McDonald's the American fast food company opens in Moscow where queuing for basic food items is the norm.

GUM department store in the heart of Red Square in Moscow is perhaps the most famous store in the Soviet Union and its 200 shops are a symbol of Soviet consumerism.

Five years into Soviet leader Mikhail Gorbachev's political movement Perestroika, there remains a shortage of consumer goods and long queues for basic food items.

The people are tired, there’s no food in the shops, even soap, there’s no soap in this great rich country, the Communist Party can’t even solve that.

However there is an array of goods in a Beryozka, a special shop open only to foreigners and to Soviet citizens with hard currency to spend. These shops remain out of reach for the majority of Muscovites.

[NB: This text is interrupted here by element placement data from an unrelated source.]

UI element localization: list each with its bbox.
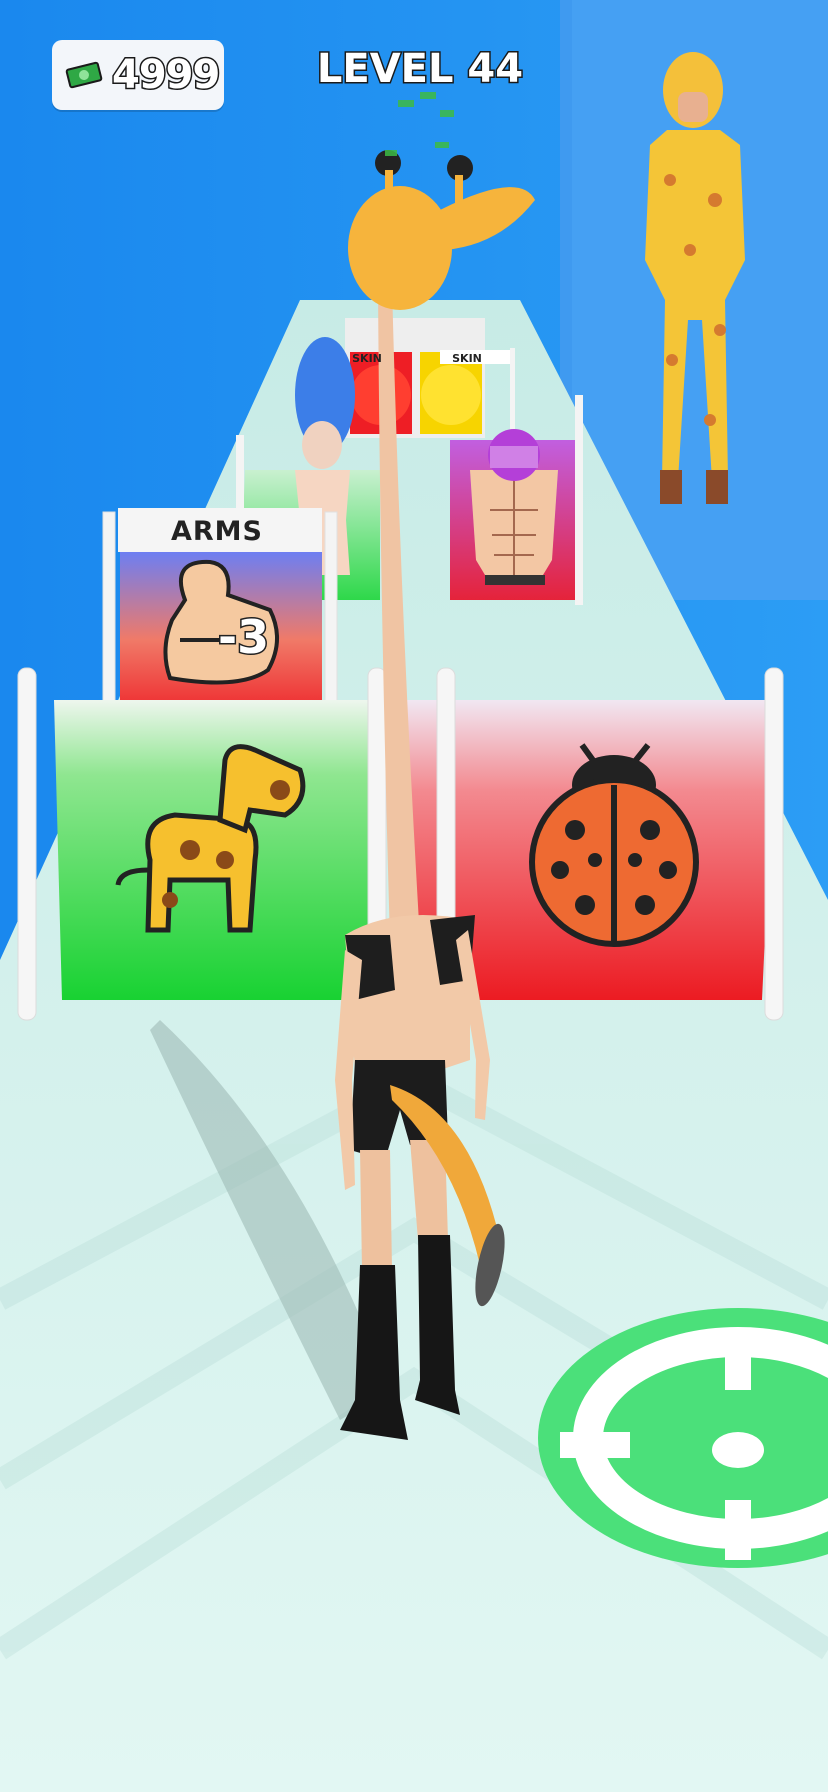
arms-gate-label: ARMS: [170, 516, 263, 547]
game-scene: [0, 0, 828, 1792]
arms-gate-value: -3: [216, 609, 270, 666]
level-indicator: LEVEL 44: [315, 45, 524, 94]
money-counter: 4999: [52, 40, 224, 110]
cash-icon: [64, 60, 106, 90]
money-amount: 4999: [110, 51, 221, 100]
giraffe-gate: [17, 667, 387, 1021]
far-right-skin-label: SKIN: [452, 352, 482, 365]
far-left-skin-label: SKIN: [352, 352, 382, 365]
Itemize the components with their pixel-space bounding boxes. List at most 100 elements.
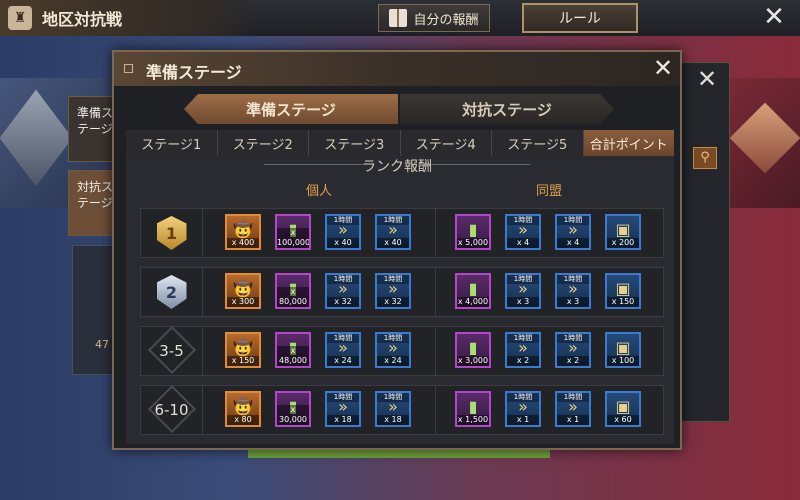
tab-label: ステージ5 xyxy=(507,137,568,153)
speedup-reward-item[interactable]: » 1時間 x 2 xyxy=(505,332,541,368)
tab-versus-stage[interactable]: 対抗ステージ xyxy=(400,94,614,124)
resource-pack-icon: ▮ xyxy=(468,397,478,416)
item-count: x 32 xyxy=(327,297,359,307)
item-count: x 150 xyxy=(227,356,259,366)
item-count: x 40 xyxy=(377,238,409,248)
modal-title: 準備ステージ xyxy=(146,63,242,82)
resource-pack-reward-item[interactable]: ▮ x 48,000 xyxy=(275,332,311,368)
item-count: x 100 xyxy=(607,356,639,366)
resource-pack-reward-item[interactable]: ▮ x 1,500 xyxy=(455,391,491,427)
speedup-blue-reward-item[interactable]: » 1時間 x 1 xyxy=(555,391,591,427)
tab-stage-5[interactable]: ステージ5 xyxy=(492,130,584,156)
resource-pack-icon: ▮ xyxy=(468,220,478,239)
speedup-reward-item[interactable]: » 1時間 x 4 xyxy=(505,214,541,250)
speedup-blue-reward-item[interactable]: » 1時間 x 18 xyxy=(375,391,411,427)
side-tab-label: 対抗ステージ xyxy=(77,180,114,210)
resource-pack-reward-item[interactable]: ▮ x 5,000 xyxy=(455,214,491,250)
tab-stage-2[interactable]: ステージ2 xyxy=(217,130,309,156)
reward-row: 6-10 🤠 x 80 ▮ x 30,000 » 1時間 x 18 » 1時間 x 18 ▮ x 1,5… xyxy=(140,384,664,435)
modal-header: 準備ステージ xyxy=(114,52,680,86)
tab-stage-4[interactable]: ステージ4 xyxy=(400,130,492,156)
item-count: x 4,000 xyxy=(457,297,489,307)
reward-row: 2 🤠 x 300 ▮ x 80,000» 1時間 x 32» 1時間 x 32 ▮ x 4,000… xyxy=(140,267,664,317)
hero-card-reward-item[interactable]: 🤠 x 400 xyxy=(225,214,261,250)
item-count: x 300 xyxy=(227,297,259,307)
stage-tabs: ステージ1 ステージ2 ステージ3 ステージ4 ステージ5 合計ポイント xyxy=(126,130,674,156)
speedup-reward-item[interactable]: » 1時間 x 32 xyxy=(325,273,361,309)
reward-row: 3-5 🤠 x 150 ▮ x 48,000» 1時間 x 24» 1時間 x 24 ▮ x 3,0… xyxy=(140,325,664,376)
column-divider xyxy=(435,386,436,434)
side-tab-prep[interactable]: 準備ステージ xyxy=(68,96,118,162)
hero-card-reward-item[interactable]: 🤠 x 300 xyxy=(225,273,261,309)
rank-range: 6-10 xyxy=(154,401,189,419)
side-tab-label: 準備ステージ xyxy=(77,106,114,136)
item-count: x 24 xyxy=(377,356,409,366)
close-icon[interactable]: ✕ xyxy=(650,56,676,82)
search-icon[interactable]: ⚲ xyxy=(693,147,717,169)
tab-label: ステージ1 xyxy=(141,137,202,153)
item-count: x 40 xyxy=(327,238,359,248)
duration-tag: 1時間 xyxy=(557,334,589,343)
tab-prep-stage[interactable]: 準備ステージ xyxy=(184,94,398,124)
side-tab-versus[interactable]: 対抗ステージ xyxy=(68,170,118,236)
map-art-right xyxy=(729,78,800,208)
chest-reward-item[interactable]: ▣ x 60 xyxy=(605,391,641,427)
item-count: x 80,000 xyxy=(277,287,309,307)
duration-tag: 1時間 xyxy=(507,275,539,284)
speedup-blue-reward-item[interactable]: » 1時間 x 3 xyxy=(555,273,591,309)
item-count: x 200 xyxy=(607,238,639,248)
rule-label: ルール xyxy=(559,11,601,27)
chest-reward-item[interactable]: ▣ x 200 xyxy=(605,214,641,250)
speedup-blue-reward-item[interactable]: » 1時間 x 40 xyxy=(375,214,411,250)
tab-stage-3[interactable]: ステージ3 xyxy=(309,130,401,156)
speedup-reward-item[interactable]: » 1時間 x 40 xyxy=(325,214,361,250)
rank-reward-modal: 準備ステージ ✕ 準備ステージ 対抗ステージ ステージ1 ステージ2 ステージ3… xyxy=(112,50,682,450)
rank-cell: 3-5 xyxy=(141,325,203,375)
rule-button[interactable]: ルール xyxy=(522,3,638,33)
tab-label: ステージ4 xyxy=(415,137,476,153)
reward-row: 1 🤠 x 400 ▮ x 100,000» 1時間 x 40» 1時間 x 40 ▮ x 5,00… xyxy=(140,208,664,258)
resource-pack-reward-item[interactable]: ▮ x 80,000 xyxy=(275,273,311,309)
column-divider xyxy=(435,327,436,375)
hero-card-reward-item[interactable]: 🤠 x 80 xyxy=(225,391,261,427)
item-count: x 1,500 xyxy=(457,415,489,425)
speedup-blue-reward-item[interactable]: » 1時間 x 32 xyxy=(375,273,411,309)
my-reward-button[interactable]: 自分の報酬 xyxy=(378,4,490,32)
duration-tag: 1時間 xyxy=(507,334,539,343)
resource-pack-reward-item[interactable]: ▮ x 100,000 xyxy=(275,214,311,250)
resource-pack-reward-item[interactable]: ▮ x 30,000 xyxy=(275,391,311,427)
item-count: x 400 xyxy=(227,238,259,248)
speedup-reward-item[interactable]: » 1時間 x 18 xyxy=(325,391,361,427)
item-count: x 2 xyxy=(557,356,589,366)
tab-label: 準備ステージ xyxy=(246,100,336,119)
hero-card-reward-item[interactable]: 🤠 x 150 xyxy=(225,332,261,368)
duration-tag: 1時間 xyxy=(377,334,409,343)
duration-tag: 1時間 xyxy=(327,275,359,284)
speedup-blue-reward-item[interactable]: » 1時間 x 2 xyxy=(555,332,591,368)
speedup-reward-item[interactable]: » 1時間 x 1 xyxy=(505,391,541,427)
column-divider xyxy=(435,268,436,316)
speedup-reward-item[interactable]: » 1時間 x 3 xyxy=(505,273,541,309)
top-bar: ♜ 地区対抗戦 自分の報酬 ルール ✕ xyxy=(0,0,800,36)
item-count: x 4 xyxy=(507,238,539,248)
resource-pack-reward-item[interactable]: ▮ x 4,000 xyxy=(455,273,491,309)
speedup-blue-reward-item[interactable]: » 1時間 x 24 xyxy=(375,332,411,368)
item-count: x 3 xyxy=(557,297,589,307)
background-panel: ✕ ⚲ xyxy=(680,62,730,422)
resource-pack-reward-item[interactable]: ▮ x 3,000 xyxy=(455,332,491,368)
speedup-reward-item[interactable]: » 1時間 x 24 xyxy=(325,332,361,368)
hero-card-icon: 🤠 xyxy=(233,397,253,416)
background-value: 47 xyxy=(95,338,109,351)
tab-total-points[interactable]: 合計ポイント xyxy=(583,130,674,156)
duration-tag: 1時間 xyxy=(507,393,539,402)
close-icon[interactable]: ✕ xyxy=(760,4,788,32)
hero-card-icon: 🤠 xyxy=(233,220,253,239)
duration-tag: 1時間 xyxy=(377,393,409,402)
chest-reward-item[interactable]: ▣ x 100 xyxy=(605,332,641,368)
close-icon[interactable]: ✕ xyxy=(697,65,717,93)
chest-reward-item[interactable]: ▣ x 150 xyxy=(605,273,641,309)
duration-tag: 1時間 xyxy=(327,216,359,225)
tab-stage-1[interactable]: ステージ1 xyxy=(126,130,218,156)
speedup-blue-reward-item[interactable]: » 1時間 x 4 xyxy=(555,214,591,250)
page-title: 地区対抗戦 xyxy=(42,10,123,29)
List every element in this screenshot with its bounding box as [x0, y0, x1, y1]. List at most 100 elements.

One Beryozka worker realises the inequality of the system,

We can only let in the western people with the credit card, I think it's unfair of course, but we can't help it.

The latest symbol of the new consumerism in the Soviet Union is McDonald’s which opened its largest fast food restaurant in the world in Moscow on 31 January 1990.

There is no shortage of people willing to pay a third of a day's salary for hamburger and fries. At any one time there are 1,000 people queuing around Pushkinskaya Square to get into the restaurant. One man interviewed has nothing but praise for McDonald’s quick service and convenience.

An RTÉ News report broadcast on 13 February 1990. The reporter is Charlie Bird.